Friday, March 25, 2011

Mixed Messages

While The Boy was at school today, I took Little Bear down to the JCC for their little persons' Shabbat celebration. We had a very pleasant surprise: three (including me) of the seven parent/grandparents there were men! It's nice to see other dudes like me, who have a Sugar Momma that takes care of them. At the end of the little service, three went home, leaving me, one man, and two grandmas. One of the grandsons was older than Little Bear by six or seven months (needless to say, my kid was bigger and stronger than that one, which turned out to be not-so- relevant to the discussion but still fun to point out), and this little boy was a biter. He bit one of the littler girls, whose father took it in stride and comforted the girl. It's unfortunate, he knew, but it's what happens when groups of children get together. They act like children.

The grandma absolutely flipped her lid, yelled at the boy and carried over to the corner for a time out. She remarked that she wanted to wash the boy's mouth out with soap, but the boy's mother wouldn't let her. This spurred the discussion of the various times that the parents of the previous generation or two beat the living tar out of the people there, usually richly deserved and warranted. After various posturing by parents there about what they'd do to their kids in various situations ("If my girl ran out into the street, I'd beat the crap out of her. That'd teach her not to do it again!"), I finally spoke up.

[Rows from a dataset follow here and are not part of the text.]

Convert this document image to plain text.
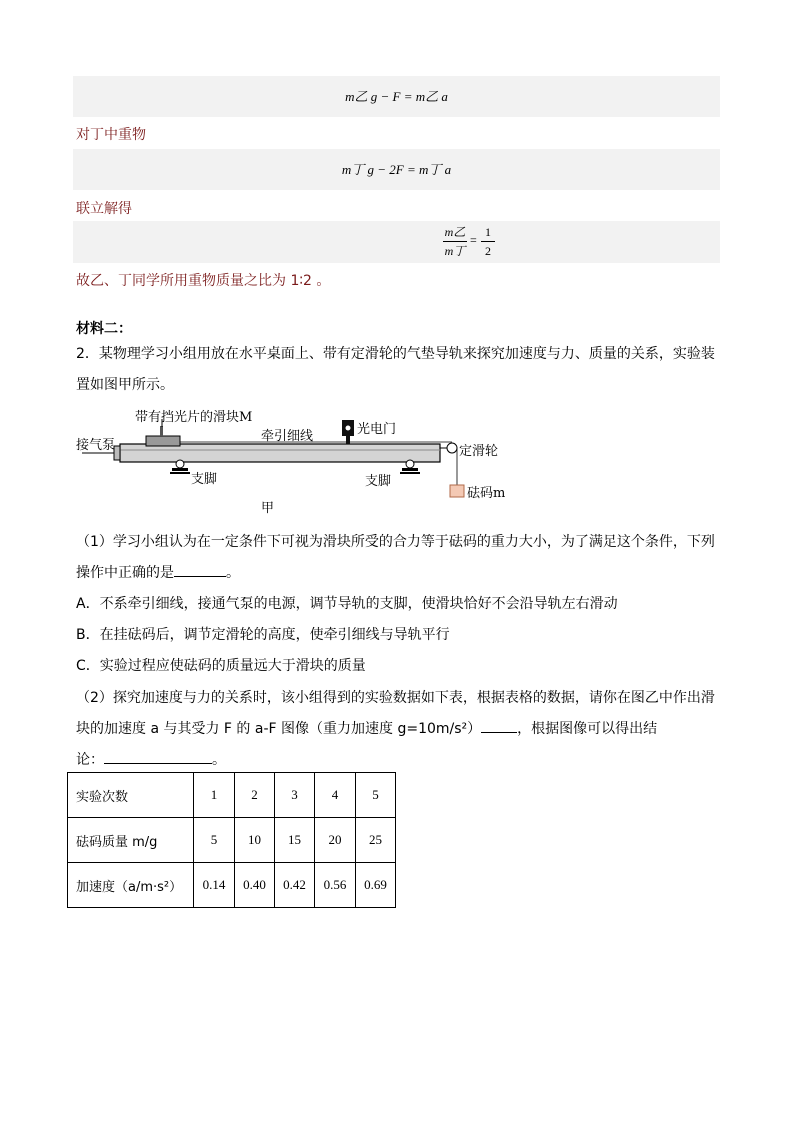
m乙 g − F = m乙 a
对丁中重物
m丁 g − 2F = m丁 a
联立解得
m乙
m丁
=
1
2
故乙、丁同学所用重物质量之比为 1∶2 。
材料二：
2．某物理学习小组用放在水平桌面上、带有定滑轮的气垫导轨来探究加速度与力、质量的关系，实验装
置如图甲所示。
带有挡光片的滑块M
接气泵
牵引细线	光电门
定滑轮
支脚	支脚
砝码m
甲
（1）学习小组认为在一定条件下可视为滑块所受的合力等于砝码的重力大小，为了满足这个条件，下列
操作中正确的是	。
A．不系牵引细线，接通气泵的电源，调节导轨的支脚，使滑块恰好不会沿导轨左右滑动
B．在挂砝码后，调节定滑轮的高度，使牵引细线与导轨平行
C．实验过程应使砝码的质量远大于滑块的质量
（2）探究加速度与力的关系时，该小组得到的实验数据如下表，根据表格的数据，请你在图乙中作出滑
块的加速度 a 与其受力 F 的 a-F 图像（重力加速度 g=10m/s²）	，根据图像可以得出结
论：	。
实验次数	1	2	3	4	5
砝码质量 m/g	5	10	15	20	25
加速度（a/m·s²）	0.14	0.40	0.42	0.56	0.69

"I'd like to think that I can find a better way to discipline my children that doesn't involve beating them."

Gentle Readers, most of you know me well enough by now to know that I am, by far, not a violent person. Far from it - I'm a Teddy bear, all bark and very, very little bite. I'm a big, strong weight lifter, who'd rather break a fistr smashing a wall than dare to attack another person, much less my beloved sons. I will confess the occasional desire to backhand one of them when they're being particularly malicious and mean, but I'm more likely to soak my head in a used toilet bowl than to follow that irrational impulse.

I was asked what I would do if that were my kid. The answer is, I'm not entirely sure. Biting is a phase that many, many kids go through, and most of them outgrow it before high school. It's an attention thing. His mom is pregnant, and the house is consumed with preparing things for the new baby. He's likely feeling that pressure and tension and trying to get the stable, familiar living situation back. The only way he can control things is by biting. That is my dime-store psychological assessment. I told them that I'd first remove the boy from the situation and talk it through with him. When he was calmer and more rational, I'd ask him to apologize to the little girl and promise not to do it again.

He'd do it again, for sure. It's something that he needs to outgrow. He needs to find another outlet for aggression and another way to get the attention of the people around him. It's possible that washings his mouth out with soap might cure him of the habit - if he relates the soap to the biting. I think it more likely, at two years old, that he doesn't white understand the connection between the punishment and the action. Given enough times, he'd figure the connection out, but how many times is that - 10? 15? 50?

My older son still has a hard time deciding to stop his activity and going to the potty, because that one extra piece of the puzzle is worth having wet pants. That might be a losing proposition.

And, where does it stop? If you wash his mouth out with soap for biting, what do you do for hitting? Hit his hands? Hit him? What if he pushes a kid in school? Gets in a fight? Cheats on a test? At what points does the physical violence against the child become too much? When do you, as a parent, decide, "Well, it's not working when I beat the he'll out of kid, so let's find an alternate solution?"

Taking the other tack: what if it is the most efficient and effective solution? What if smacking The Boy on his behind when he has an accident is the best motivation? Fear, and fear of failure, is the biggest motivator in my life. Well, that and proving wrong people who've thought little of me, which amounts to the same thing. Is it right or wrong to help encourage that very necessary dollop of fear into my sons' lives? Is extrinsic punishment a fitting complement to intrinsic reward?

I don't really have the answer to that statement. I hope that I'm doing the right thing in the way that I'm choosing to raise my sons. I hope that unconditional love, a calm and steady household (ha!), positive reinforcement of habits we like, a redirection or ignoring of habits we don't, and a love of learning and reading and exploring and fun will be enough to mold my sons into fine, upstanding young men who are ready to succeed on their own merits.

Or to be like me: unemployed, living in their wife's parents house, writing blogs about children who are finally sleeping in their own room.


If you're interested, people started looking kind of uncomfortable when I said that I wasn't so into beating my children to punish them for things that they might not quite understand. The topic turned to discipline in the classroom - the aforementioned grandma was also a school teacher. Sigh. She would have been the classroom teacher that absolutely hated me. I can tell that. I eat people like her for lunch, and the kids know it, and she knows it.